Worth A Look, Regulation, Frontier Centre

Frankly, an “in-and-out” scheme sounds quaintly titillating. But a possible in-and-out scheme run by the Conservative party in the last federal election promises to dominate question period and national news coverage for the next week or two, perhaps longer.

Elections Canada is investigating (with more enthusiasm and vigour than the infraction would justify) whether the national Tory campaign bought more advertising than it was allowed in the 2006 campaign by disguising some of its national ads as local ones.

Local candidates and national campaigns have separate limits on how much they may spend on advertising between the day the writs are issued and voting day. For eight months or more now, Elections Canada has been investigating whether the national Tory campaign exceeded its limit last time by having local candidates with room left in their advertising limits buy radio and television time during which national campaign messages were run.

The practice is nothing new. When the Liberals were the ones flush with campaign cash, they did something similar.

The trick is to edit the ads just enough that they can be argued to be, technically, local. The problem is, determining whether the edits are sufficient is left to the highly subjective bureaucrats at Elections Canada.
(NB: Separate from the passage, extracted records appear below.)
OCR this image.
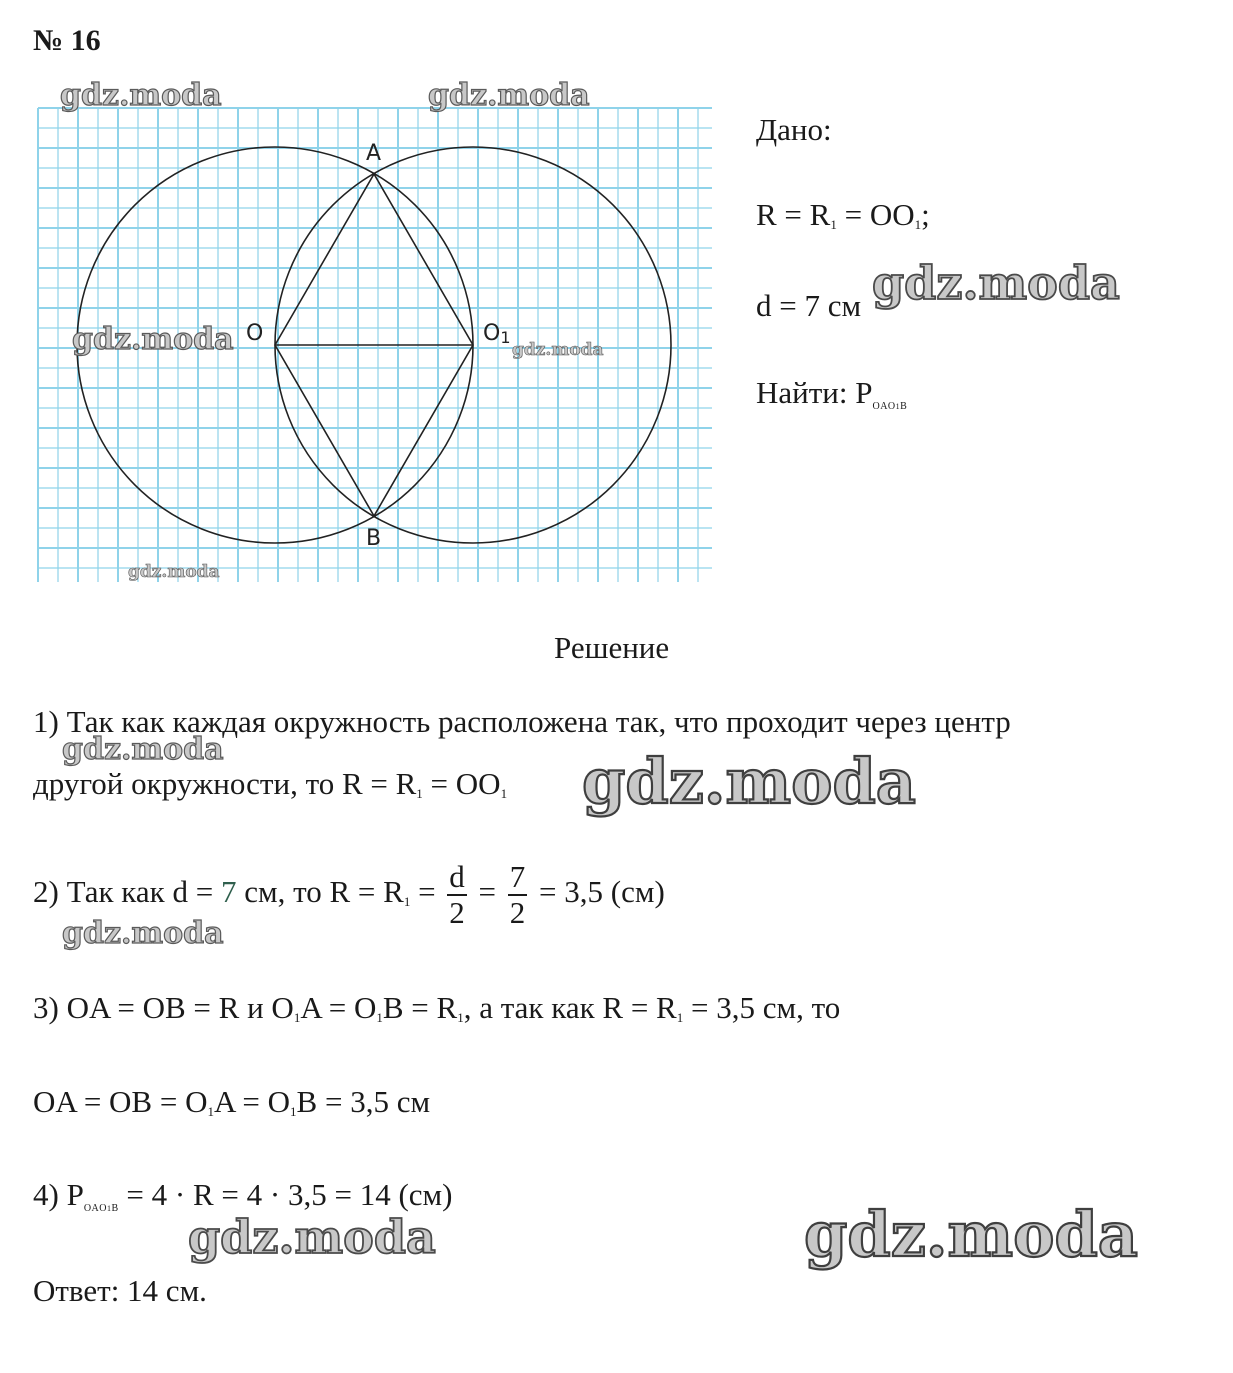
№ 16
A
B
O	O1
Дано:
$R = R_1 = OO_1$;
d = 7 см
Найти: POAO1B
Решение
1) Так как каждая окружность расположена так, что проходит через центр
другой окружности, то $R = R_1 = OO_1$
2) Так как d = 7 см, то $R = R_1 = \frac{d}{2} = \frac{7}{2} = 3,5$ (см)
3) OA = OB = R и $O_1A = O_1B = R_1$, а так как $R = R_1 = 3,5$ см, то
OA = OB = $O_1A = O_1B = 3,5$ см
4) POAO1B = 4 · R = 4 · 3,5 = 14 (см)
Ответ: 14 см.
gdz.moda	gdz.moda
gdz.moda	gdz.moda
gdz.moda
gdz.moda
gdz.moda	gdz.moda
gdz.moda
gdz.moda	gdz.moda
Back when the Liberals were in power and taking advantage of this quasi-loophole — long before the Tories came to office — I argued this rule was anti-democratic, an unjustifiable limit on free speech. Most of our campaign financing and spending laws are.

Elections Canada officials, academics, spending-limit advocates and most of our politicians insist that for our elections to be “fair,” we must have severe restrictions on fundraising and campaign spending so that all candidates and parties enjoy a “level playing field.” In backing Canada’s highly restrictive campaign finance laws, even the Supreme Court bought into this touchy-feely line of reasoning.
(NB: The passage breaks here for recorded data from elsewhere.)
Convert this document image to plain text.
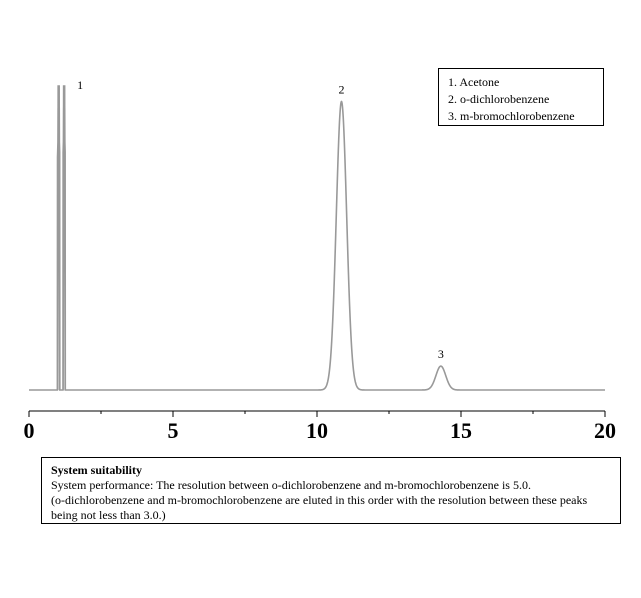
0	5	10	15	20
1	2
3
1. Acetone
2. o-dichlorobenzene
3. m-bromochlorobenzene
System suitability
System performance: The resolution between o-dichlorobenzene and m-bromochlorobenzene is 5.0.
(o-dichlorobenzene and m-bromochlorobenzene are eluted in this order with the resolution between these peaks
being not less than 3.0.)
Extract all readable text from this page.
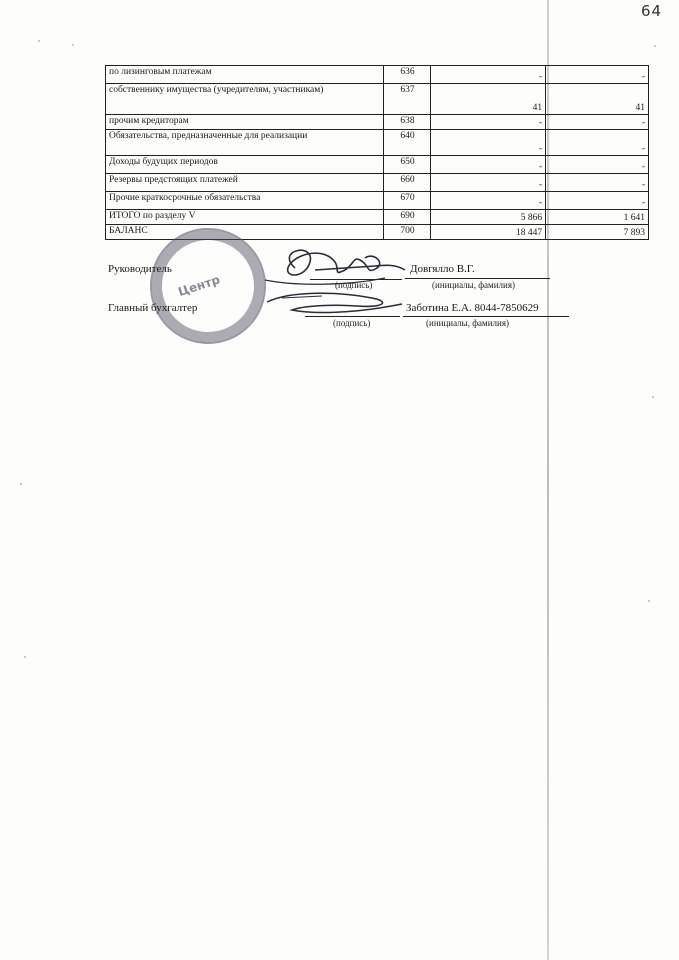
64
по лизинговым платежам	636	-	-
собственнику имущества (учредителям, участникам)	637	41	41
прочим кредиторам	638	-	-
Обязательства, предназначенные для реализации	640	-	-
Доходы будущих периодов	650	-	-
Резервы предстоящих платежей	660	-	-
Прочие краткосрочные обязательства	670	-	-
ИТОГО по разделу V	690	5 866	1 641
БАЛАНС	700	18 447	7 893
Центр
Руководитель	Довгялло В.Г.
(подпись)	(инициалы, фамилия)
Главный бухгалтер	Заботина Е.А. 8044-7850629
(подпись)	(инициалы, фамилия)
This is emotionalism — niceness — masquerading as rational public policy.
It sounds good. It should work: Making every party and candidate live with the same fundraising and spending limits should take the big-money advantage out of elections.

But as Bradley Smith of Capital University law school, one of the leading experts in the world on election law and campaign finance, has determined, the advantage of money in elections is overstated and there is no empirical evidence in any western democracy of spending limits making election outcomes more equitable.
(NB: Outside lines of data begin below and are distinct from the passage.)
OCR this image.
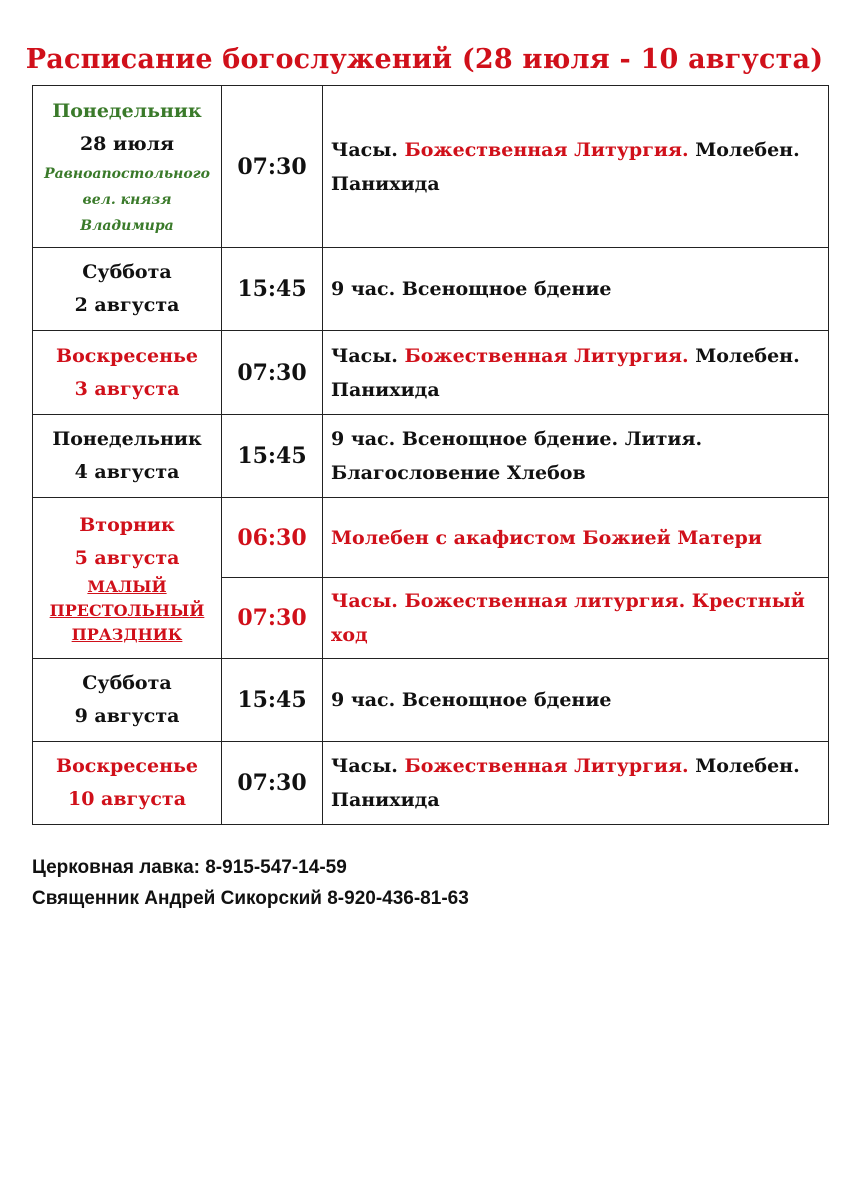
Расписание богослужений (28 июля - 10 августа)
Понедельник
28 июля
Равноапостольного
вел. князя
Владимира	07:30	Часы. Божественная Литургия. Молебен. Панихида

Суббота
2 августа	15:45	9 час. Всенощное бдение

Воскресенье
3 августа	07:30	Часы. Божественная Литургия. Молебен. Панихида

Понедельник
4 августа	15:45	9 час. Всенощное бдение. Лития. Благословение Хлебов

Вторник
5 августа
МАЛЫЙ
ПРЕСТОЛЬНЫЙ
ПРАЗДНИК	06:30	Молебен с акафистом Божией Матери
	07:30	Часы. Божественная литургия. Крестный ход

Суббота
9 августа	15:45	9 час. Всенощное бдение

Воскресенье
10 августа	07:30	Часы. Божественная Литургия. Молебен. Панихида
Церковная лавка: 8-915-547-14-59
Священник Андрей Сикорский 8-920-436-81-63
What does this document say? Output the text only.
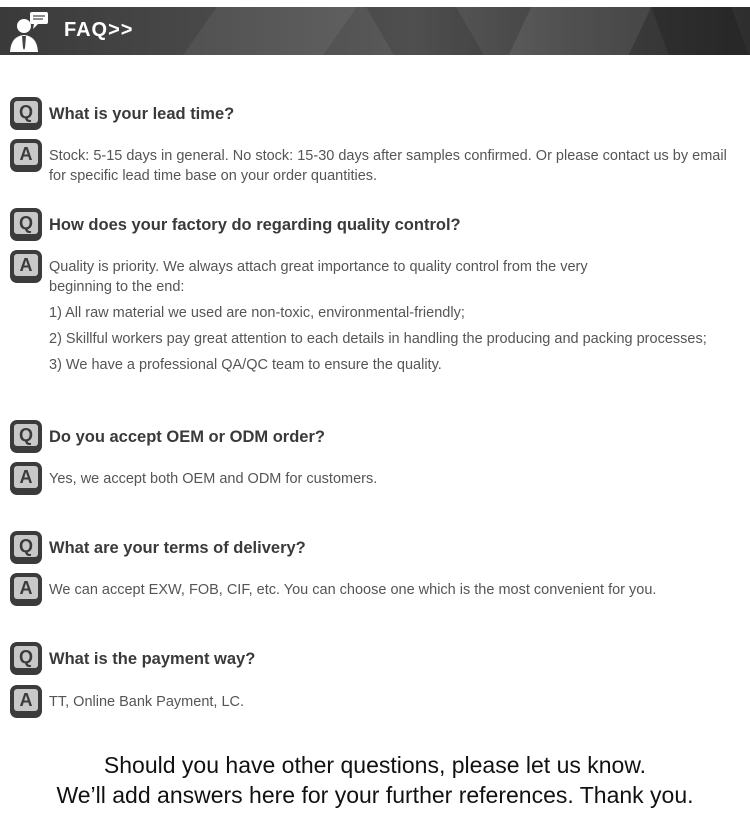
FAQ>>
Q What is your lead time?
A	Stock: 5-15 days in general. No stock: 15-30 days after samples confirmed. Or please contact us by email for specific lead time base on your order quantities.
Q How does your factory do regarding quality control?
A	Quality is priority. We always attach great importance to quality control from the very

beginning to the end:

1) All raw material we used are non-toxic, environmental-friendly;

2) Skillful workers pay great attention to each details in handling the producing and packing processes;

3) We have a professional QA/QC team to ensure the quality.

Q Do you accept OEM or ODM order?
A	Yes, we accept both OEM and ODM for customers.
Q What are your terms of delivery?
A	We can accept EXW, FOB, CIF, etc. You can choose one which is the most convenient for you.
Q What is the payment way?
A	TT, Online Bank Payment, LC.
Should you have other questions, please let us know.
We’ll add answers here for your further references. Thank you.
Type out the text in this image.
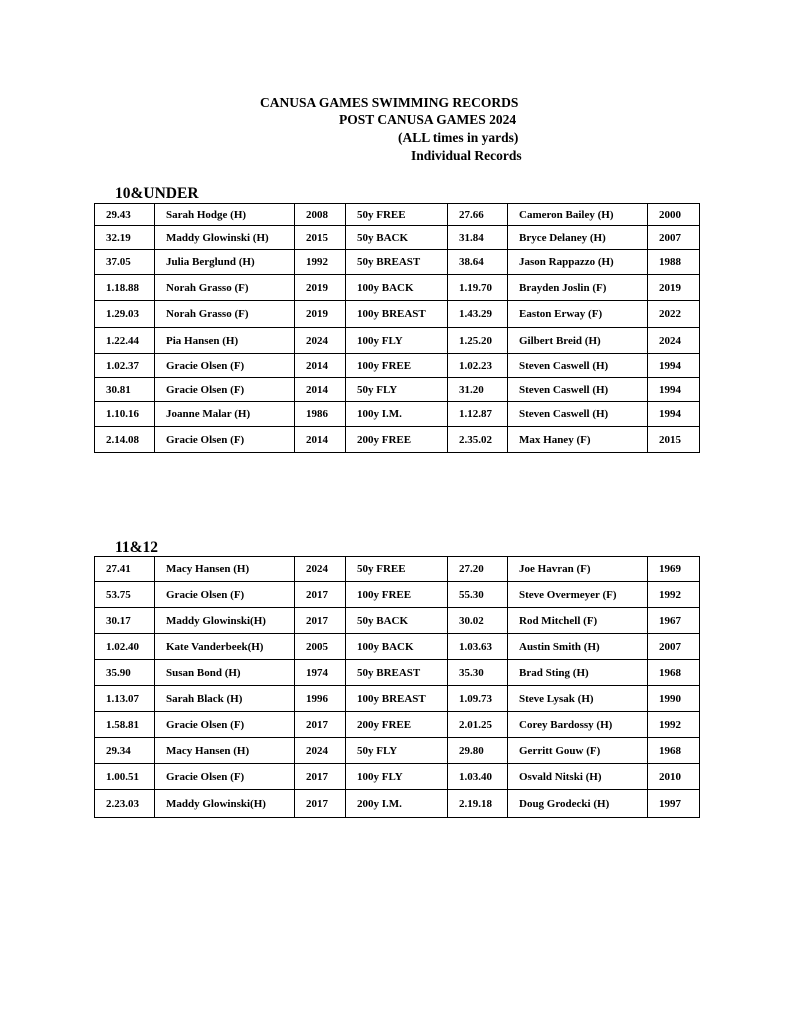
CANUSA GAMES SWIMMING RECORDS
POST CANUSA GAMES 2024
(ALL times in yards)
Individual Records
10&UNDER
29.43	Sarah Hodge (H)	2008	50y FREE	27.66	Cameron Bailey (H)	2000
32.19	Maddy Glowinski (H)	2015	50y BACK	31.84	Bryce Delaney (H)	2007
37.05	Julia Berglund (H)	1992	50y BREAST	38.64	Jason Rappazzo (H)	1988
1.18.88	Norah Grasso (F)	2019	100y BACK	1.19.70	Brayden Joslin (F)	2019
1.29.03	Norah Grasso (F)	2019	100y BREAST	1.43.29	Easton Erway (F)	2022
1.22.44	Pia Hansen (H)	2024	100y FLY	1.25.20	Gilbert Breid (H)	2024
1.02.37	Gracie Olsen (F)	2014	100y FREE	1.02.23	Steven Caswell (H)	1994
30.81	Gracie Olsen (F)	2014	50y FLY	31.20	Steven Caswell (H)	1994
1.10.16	Joanne Malar (H)	1986	100y I.M.	1.12.87	Steven Caswell (H)	1994
2.14.08	Gracie Olsen (F)	2014	200y FREE	2.35.02	Max Haney (F)	2015
11&12
27.41	Macy Hansen (H)	2024	50y FREE	27.20	Joe Havran (F)	1969
53.75	Gracie Olsen (F)	2017	100y FREE	55.30	Steve Overmeyer (F)	1992
30.17	Maddy Glowinski(H)	2017	50y BACK	30.02	Rod Mitchell (F)	1967
1.02.40	Kate Vanderbeek(H)	2005	100y BACK	1.03.63	Austin Smith (H)	2007
35.90	Susan Bond (H)	1974	50y BREAST	35.30	Brad Sting (H)	1968
1.13.07	Sarah Black (H)	1996	100y BREAST	1.09.73	Steve Lysak (H)	1990
1.58.81	Gracie Olsen (F)	2017	200y FREE	2.01.25	Corey Bardossy (H)	1992
29.34	Macy Hansen (H)	2024	50y FLY	29.80	Gerritt Gouw (F)	1968
1.00.51	Gracie Olsen (F)	2017	100y FLY	1.03.40	Osvald Nitski (H)	2010
2.23.03	Maddy Glowinski(H)	2017	200y I.M.	2.19.18	Doug Grodecki (H)	1997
Big spending by one campaign can easily backfire on the party or candidate doing the spending. Big-bucks campaigns tend to make voters resentful. Voters dislike the implication that their intelligence (and votes) can be manipulated by slick ads. In less than 40 per cent of the campaigns Smith has studied — in which one candidate or party outspent his or its rivals by 20 per cent or more –has the free spender won.

My beef with our campaign finance laws is not so much that they are ineffective (although that is bad enough), but that they do violence to our freedom of speech and association. In a democracy, it is not for the government to tell candidates how much they can spend –period.

There are two reasons, then, that I dislike the law forbidding in-and-out advertising arrangements: It doesn’t produce fairer elections, but it does damage freedom and democracy.

Still, I am not going to ride to the Conservatives’ defence just because I object to our campaign finance laws or because I have contempt for the holier-than-thou attitude behind them.

And while I am persuaded by accusations from the Conservatives and their defenders that Elections Canada’s investigation of this case is motivated, at least in part, by elections bureaucrats’ contempt for Prime Minister Harper, I am not going to say the investigation utterly lacks merit.

Since long before he was PM, Harper has had a series of run-ins with the federal election regulators. As president of the National Citizens Coalition(NCC), he fought Elections Canada over its advocacy of laws effectively forbidding third-party advertising during elections by groups such as the NCC. He also fought them on their highly selective prosecutions under the law forbidding early posting of election returns on the Internet. And most recently, as prime minister, Harper has upbraided the election regulators for subverting the will of Parliament by permitting veiled women to cast ballots in federal by-elections.

I have little doubt that Elections Canada arranged this week’s high-profile, RCMP-aided “raid” on Conservative party headquarters, in part, just to embarrass Mr. Harper and his government. You wouldn’t have to work too hard, either, to convince me the Liberals showed up with a professional video crew, just minutes after police arrived at Tory HQ, because someone at the regulator tipped the opposition.

Still, even if Elections Canada is prosecuting a useless and silly law, and prosecuting it selectively with intent to embarrass the government, in-and-out schemes are illegal in Canada. And until the Tories summon the courage to reform our election laws and make them more democratic, they should be expected to abide by them.